O ponto de partida está correto: o petrodólar está profundamente enraizado. O dólar ainda domina as reservas governamentais, os pagamentos internacionais e as transações cambiais. O dólar americano representa cerca de 57% das reservas governamentais globais divulgadas, enquanto a participação do yuan é inferior a 2%. As vantagens estruturais do dólar – um conjunto profundo de activos seguros, liquidez financeira sem precedentes e uma forte presença nos mercados cambiais – não desaparecem à medida que uma guerra regional expõe novas tensões.
O petrodólar nunca foi a única moeda de fatura para cargas petrolíferas.
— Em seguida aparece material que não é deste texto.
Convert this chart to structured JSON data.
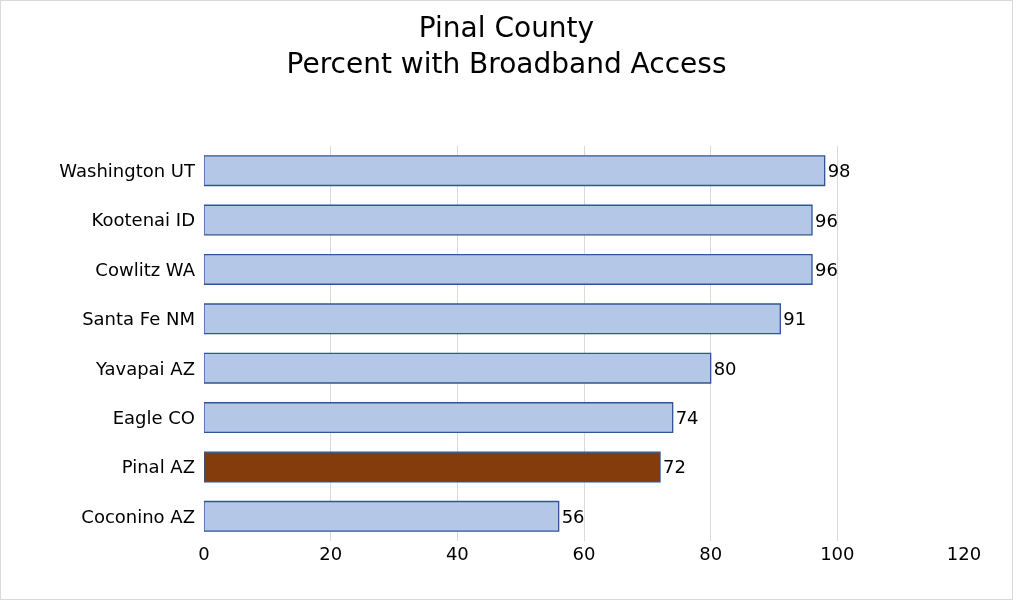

É um sistema que combina preços de energia, financiamento transfronteiriço, acumulação de reservas e segurança. Os produtores do Golfo recebem rendimentos em dólares, reciclam alguns deles em activos em dólares e operam dentro de uma ordem regional subscrita pelo poder militar dos EUA. Este acordo deu profundidade estratégica ao dólar. Amarrou a mercadoria mais importante do mundo à moeda de reserva mais importante do mundo e depois envolveu as duas numa cobertura.
Esse acordo não é mais tão sólido quanto parecia.